Agenda

Nulla da segnalare, questa settimana, sul piano delle attività pubbliche. Osserverò disciplinatamente il principio dell’autoquarantena. Approfitterò di ciò per sistemare un po’ cose e di carte, magari per dare un buon colpo al lavoro arretrato ch’è davvero troppo. Stamani ho seguito la messa e l’Angelus alla televisione. È un salutare esercizio di umiltà. Ma, prima di tutto, ne ho approfittato per mettere un po’ d’ordine anche nella mia coscienza di fedele e di cittadino.Permettetemi dunque una confessione di quelle che, dal momento che il mio vizio peggiore è la superbia, non sempre riesco a formulare. Sono in realtà convinto di essere uno studioso appena poco più che mediocre (nulla mi umilia e mi irrita più di sentirmi definire – come càpita da parte di qualche sprovveduto o di qualche sperticato adulatore – “un grande storico”), forse un discreto insegnante, un giornalista e scrittore abbastanza dotato ma che se si fosse impegnato in una direzione professionalmente più adatta a lui sarebbe riuscito a far un po’ meglio di quel che ha fatto. Ma sono una persona onesta, in tutti i sensi: soprattutto moralmente e intellettualmente. Il che – come concordemente mi hanno insegnato il mio miglior maestro di vita (mio padre), di studi (Ernesto Sestan) e di giornalismo (Indro Montanelli), sono uno abituato a farmi giornalmente il mio esame di coscienza – loro mi hanno insegnato di farmelo “da laici”, io me lo faccio da figlio della Compagnia di Gesù, secondo la rigorosa tradizione cattolica – e a chiedere scusa se e quando, purtroppo spesso, mi càpita di sbagliare. Ammettere i propri errori, e quindi rimettersi di continuo in discussione, è la prima regola della vita; ed è anche la sostanza di quell’oggetto misterioso che chiamiamo “cultura”.
Chiedo pertanto scusa a tutti i lettori, abituali oppure occasionali, di queste pagine. Nell’edizione di queste ultime due-tre settimane ho commesso due errori.

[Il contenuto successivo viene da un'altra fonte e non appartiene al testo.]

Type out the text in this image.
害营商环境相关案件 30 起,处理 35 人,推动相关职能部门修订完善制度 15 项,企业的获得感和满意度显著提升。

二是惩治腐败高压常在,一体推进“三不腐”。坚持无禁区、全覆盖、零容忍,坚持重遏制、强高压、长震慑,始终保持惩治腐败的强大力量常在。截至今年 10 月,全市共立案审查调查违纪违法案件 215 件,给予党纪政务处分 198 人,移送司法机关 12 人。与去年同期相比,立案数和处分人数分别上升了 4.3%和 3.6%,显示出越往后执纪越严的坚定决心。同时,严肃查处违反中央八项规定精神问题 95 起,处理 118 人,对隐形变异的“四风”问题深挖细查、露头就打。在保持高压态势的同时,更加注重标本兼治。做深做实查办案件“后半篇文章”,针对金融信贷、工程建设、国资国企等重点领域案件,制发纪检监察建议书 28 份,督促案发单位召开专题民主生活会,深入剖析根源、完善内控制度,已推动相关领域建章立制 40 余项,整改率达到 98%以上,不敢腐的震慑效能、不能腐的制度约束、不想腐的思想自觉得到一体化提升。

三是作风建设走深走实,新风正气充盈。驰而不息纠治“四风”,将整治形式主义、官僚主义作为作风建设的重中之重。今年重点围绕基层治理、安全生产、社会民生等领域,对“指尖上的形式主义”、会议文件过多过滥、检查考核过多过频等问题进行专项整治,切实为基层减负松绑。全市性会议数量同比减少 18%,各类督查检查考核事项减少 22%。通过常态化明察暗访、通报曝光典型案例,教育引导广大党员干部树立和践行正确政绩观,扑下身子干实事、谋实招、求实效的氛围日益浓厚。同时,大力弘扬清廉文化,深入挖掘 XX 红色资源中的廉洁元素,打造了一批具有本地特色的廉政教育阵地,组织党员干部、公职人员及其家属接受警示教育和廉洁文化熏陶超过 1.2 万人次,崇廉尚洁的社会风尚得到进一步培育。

Primo. Ho chiamato qualche settimana fa
Coglionavirus una cosa che forse ha dato a qualcuno l’occasione di speculazioni di vario tipo, ma di per sé era ed è una cosa seria, da trattare con attenzione. Scusatemi. Non si eludono le cose serie con una battuta o con un gioco di parole. Anche ammesso che il Coronavirus non sia quella calamità che ormai molti dicono, terribile e preoccupante è stata la reazione di paura, di pànico e al tempo stesso di mancanza di solidarietà e di disciplina dalla quale in troppi si sono lasciati trascinare. D’altronde, le battute servono spesso a sdrammatizzare, a fornire l’adeguata misura di coraggio e di ottimismo che aiuta ad affrontarle. Quindi lavatevi le mani, usate l’amuchina, state a distanza di sicurezza, salutate romanamente se siete di destra, a pugno chiuso se siete di sinistra, altrimenti basta un “ciao”. E sinceri auguri.

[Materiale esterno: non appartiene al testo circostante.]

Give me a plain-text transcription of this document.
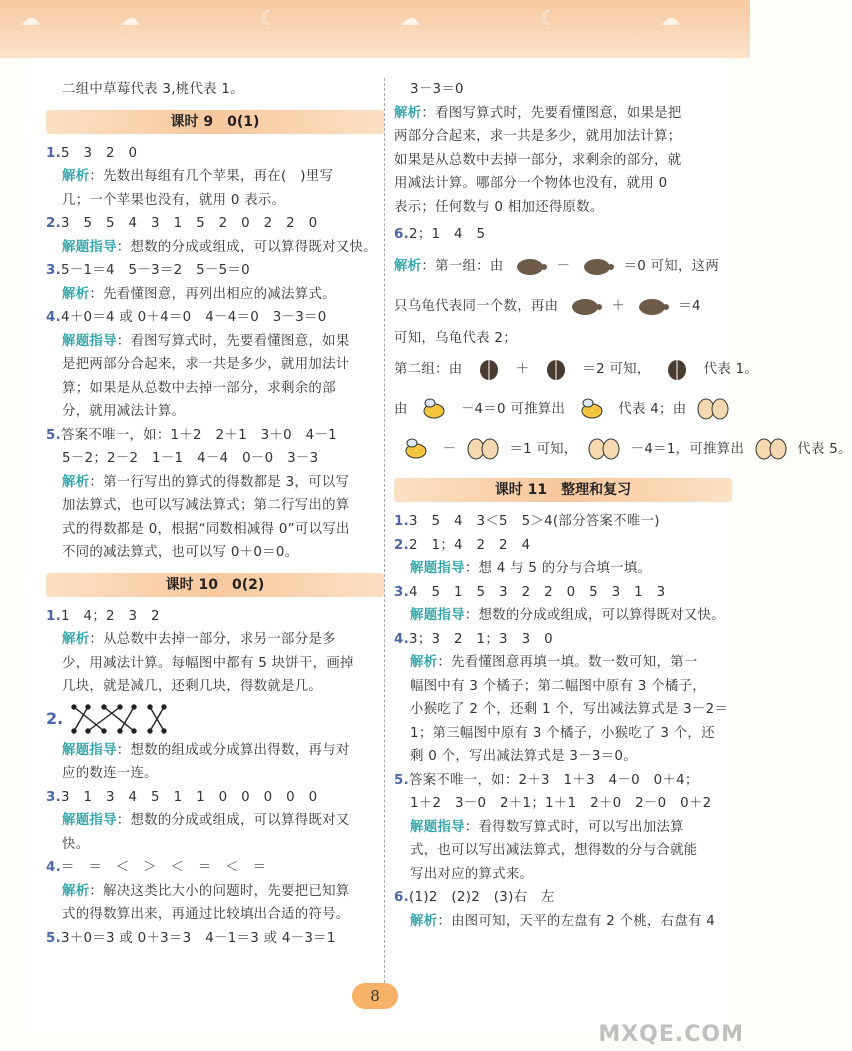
☁	☁	☾	☁	☾	☁
二组中草莓代表 3,桃代表 1。
课时 9　0(1)
1.5　3　2　0
解析：先数出每组有几个苹果，再在(　)里写
几；一个苹果也没有，就用 0 表示。
2.3　5　5　4　3　1　5　2　0　2　2　0
解题指导：想数的分成或组成，可以算得既对又快。
3.5－1＝4　5－3＝2　5－5＝0
解析：先看懂图意，再列出相应的减法算式。
4.4＋0＝4 或 0＋4＝0　4－4＝0　3－3＝0
解题指导：看图写算式时，先要看懂图意，如果
是把两部分合起来，求一共是多少，就用加法计
算；如果是从总数中去掉一部分，求剩余的部
分，就用减法计算。
5.答案不唯一，如：1＋2　2＋1　3＋0　4－1
5－2；2－2　1－1　4－4　0－0　3－3
解析：第一行写出的算式的得数都是 3，可以写
加法算式，也可以写减法算式；第二行写出的算
式的得数都是 0，根据“同数相减得 0”可以写出
不同的减法算式，也可以写 0＋0＝0。
课时 10　0(2)
1.1　4；2　3　2
解析：从总数中去掉一部分，求另一部分是多
少，用减法计算。每幅图中都有 5 块饼干，画掉
几块，就是减几，还剩几块，得数就是几。
2.
解题指导：想数的组成或分成算出得数，再与对
应的数连一连。
3.3　1　3　4　5　1　1　0　0　0　0　0
解题指导：想数的分成或组成，可以算得既对又
快。
4.＝　＝　＜　＞　＜　＝　＜　＝
解析：解决这类比大小的问题时，先要把已知算
式的得数算出来，再通过比较填出合适的符号。
5.3＋0＝3 或 0＋3＝3　4－1＝3 或 4－3＝1
3－3＝0
解析：看图写算式时，先要看懂图意，如果是把
两部分合起来，求一共是多少，就用加法计算；
如果是从总数中去掉一部分，求剩余的部分，就
用减法计算。哪部分一个物体也没有，就用 0
表示；任何数与 0 相加还得原数。
6.2；1　4　5
解析：第一组：由	－	＝0 可知，这两
只乌龟代表同一个数，再由	＋	＝4
可知，乌龟代表 2；
第二组：由	＋	＝2 可知，	代表 1。
由	－4＝0 可推算出	代表 4；由
－	＝1 可知，	－4＝1，可推算出	代表 5。
课时 11　整理和复习
1.3　5　4　3＜5　5＞4(部分答案不唯一)
2.2　1；4　2　2　4
解题指导：想 4 与 5 的分与合填一填。
3.4　5　1　5　3　2　2　0　5　3　1　3
解题指导：想数的分成或组成，可以算得既对又快。
4.3；3　2　1；3　3　0
解析：先看懂图意再填一填。数一数可知，第一
幅图中有 3 个橘子；第二幅图中原有 3 个橘子，
小猴吃了 2 个，还剩 1 个，写出减法算式是 3－2＝
1；第三幅图中原有 3 个橘子，小猴吃了 3 个，还
剩 0 个，写出减法算式是 3－3＝0。
5.答案不唯一，如：2＋3　1＋3　4－0　0＋4；
1＋2　3－0　2＋1；1＋1　2＋0　2－0　0＋2
解题指导：看得数写算式时，可以写出加法算
式，也可以写出减法算式，想得数的分与合就能
写出对应的算式来。
6.(1)2　(2)2　(3)右　左
解析：由图可知，天平的左盘有 2 个桃，右盘有 4
8
MXQE.COM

Secondo. A proposito della questione incresciosa di Civitanova Marche, ho accordato spazio eccessivo alla voce di un signore a proposito del quale lascio a voi la scelta: o è uno che non capisce, o è uno che non vuol capire. Probabilmente, solo uno che ama farsi pubblicità. In ogni caso, basta tenerlo in vetrina: il “dialogo” diretto con lui si chiude per quel che mi riguarda con la puntata odierna.